Serbian and Albanian leaders

Serbian and Albanian leaders

SARAJEVO, Bosnia-Herzegovina – (AA) Serbian Prime Minister Aleksandar Vucic made a historic visit to the Albanian capital, Tirana, Wednesday, promising to solve bilateral issues through the process of dialogue instead of war.

Vucic’s two-day visit to Albania is the first such visit by the head of a Serbian government since the end of the 1998-99 Kosovo War.

Addressing a joint press conference with his Albania counterpart Edi Rama, he said that while differences between both sides remained, they agreed that dialogue was the only forward.

According to Serbia’s state news agency Tanjug, Vucic said: “The fact is that we did not agree on Kosovo.Serbia treats Kosovo as its integral part, while Albania treats Kosovo as an independent state.
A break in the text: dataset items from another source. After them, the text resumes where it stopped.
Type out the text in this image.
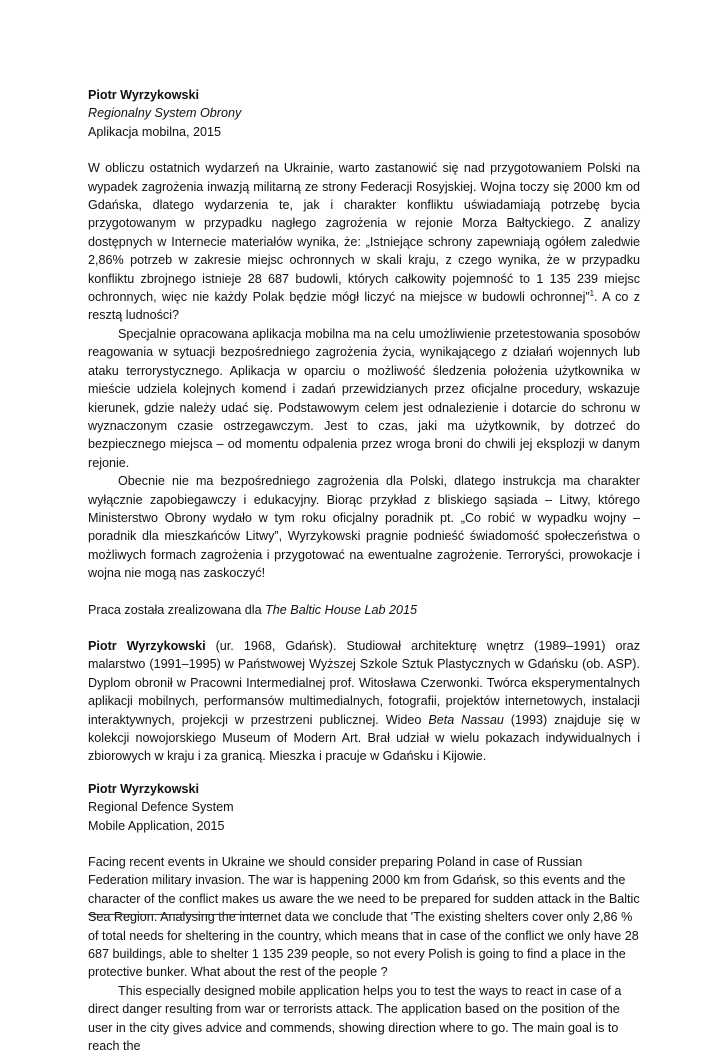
Piotr Wyrzykowski

Regionalny System Obrony

Aplikacja mobilna, 2015

W obliczu ostatnich wydarzeń na Ukrainie, warto zastanowić się nad przygotowaniem Polski na wypadek zagrożenia inwazją militarną ze strony Federacji Rosyjskiej. Wojna toczy się 2000 km od Gdańska, dlatego wydarzenia te, jak i charakter konfliktu uświadamiają potrzebę bycia przygotowanym w przypadku nagłego zagrożenia w rejonie Morza Bałtyckiego. Z analizy dostępnych w Internecie materiałów wynika, że: „Istniejące schrony zapewniają ogółem zaledwie 2,86% potrzeb w zakresie miejsc ochronnych w skali kraju, z czego wynika, że w przypadku konfliktu zbrojnego istnieje 28 687 budowli, których całkowity pojemność to 1 135 239 miejsc ochronnych, więc nie każdy Polak będzie mógł liczyć na miejsce w budowli ochronnej”$^1$. A co z resztą ludności?

Specjalnie opracowana aplikacja mobilna ma na celu umożliwienie przetestowania sposobów reagowania w sytuacji bezpośredniego zagrożenia życia, wynikającego z działań wojennych lub ataku terrorystycznego. Aplikacja w oparciu o możliwość śledzenia położenia użytkownika w mieście udziela kolejnych komend i zadań przewidzianych przez oficjalne procedury, wskazuje kierunek, gdzie należy udać się. Podstawowym celem jest odnalezienie i dotarcie do schronu w wyznaczonym czasie ostrzegawczym. Jest to czas, jaki ma użytkownik, by dotrzeć do bezpiecznego miejsca – od momentu odpalenia przez wroga broni do chwili jej eksplozji w danym rejonie.

Obecnie nie ma bezpośredniego zagrożenia dla Polski, dlatego instrukcja ma charakter wyłącznie zapobiegawczy i edukacyjny. Biorąc przykład z bliskiego sąsiada – Litwy, którego Ministerstwo Obrony wydało w tym roku oficjalny poradnik pt. „Co robić w wypadku wojny – poradnik dla mieszkańców Litwy”, Wyrzykowski pragnie podnieść świadomość społeczeństwa o możliwych formach zagrożenia i przygotować na ewentualne zagrożenie. Terroryści, prowokacje i wojna nie mogą nas zaskoczyć!

Praca została zrealizowana dla The Baltic House Lab 2015

Piotr Wyrzykowski (ur. 1968, Gdańsk). Studiował architekturę wnętrz (1989–1991) oraz malarstwo (1991–1995) w Państwowej Wyższej Szkole Sztuk Plastycznych w Gdańsku (ob. ASP). Dyplom obronił w Pracowni Intermedialnej prof. Witosława Czerwonki. Twórca eksperymentalnych aplikacji mobilnych, performansów multimedialnych, fotografii, projektów internetowych, instalacji interaktywnych, projekcji w przestrzeni publicznej. Wideo Beta Nassau (1993) znajduje się w kolekcji nowojorskiego Museum of Modern Art. Brał udział w wielu pokazach indywidualnych i zbiorowych w kraju i za granicą. Mieszka i pracuje w Gdańsku i Kijowie.

Piotr Wyrzykowski

Regional Defence System

Mobile Application, 2015

Facing recent events in Ukraine we should consider preparing Poland in case of Russian Federation military invasion. The war is happening 2000 km from Gdańsk, so this events and the character of the conflict makes us aware the we need to be prepared for sudden attack in the Baltic Sea Region. Analysing the internet data we conclude that 'The existing shelters cover only 2,86 % of total needs for sheltering in the country, which means that in case of the conflict we only have 28 687 buildings, able to shelter 1 135 239 people, so not every Polish is going to find a place in the protective bunker. What about the rest of the people ?

This especially designed mobile application helps you to test the ways to react in case of a direct danger resulting from war or terrorists attack. The application based on the position of the user in the city gives advice and commends, showing direction where to go. The main goal is to reach the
We think differently, speak differently, but the problems are not solved by war, but dialogue.”

He also called for collaboration on infrastructure projects to strengthen bilateral ties.

“We talked about the development of tourism and how to motivate the citizens of Serbia to come to Tirana. We are well on the way, we have to work on it. The fact is that we did not agree on the issue of Kosovo and Metohija,” Vucic said, according to Tanjug.

He also emphasized on the importance of constructing a highway to connect Belgrade with Tirana.

Rama said that the Serbian premier’s historic visit had provided a unique opportunity to Albanians and Serbs to work for the benefit of their countries and the entire region just the way the Germans and the French did at the end of the Second World War.

“The courage that Germany and France have shown after the Second World War, regardless of the blood that was shed, encourages us that we too can move forward in the construction of coexistence in peace regardless of [our] religious and other differences.

“The fact that we have different views on certain issues does not mean that we are not aware of the fact that the two countries play an important role in the preservation of peace,” the Albanian premier said.

Kosovo, with a population more than 90 per cent ethnic Albanians, declared independence from Serbiain 2008 and is recognized by about 110 states, including U.S., Germany, France, and Turkey.

Albania, a Muslim-majority country with a population of around three million people, has also been a NATO member since 2009 and is a European Union candidate country.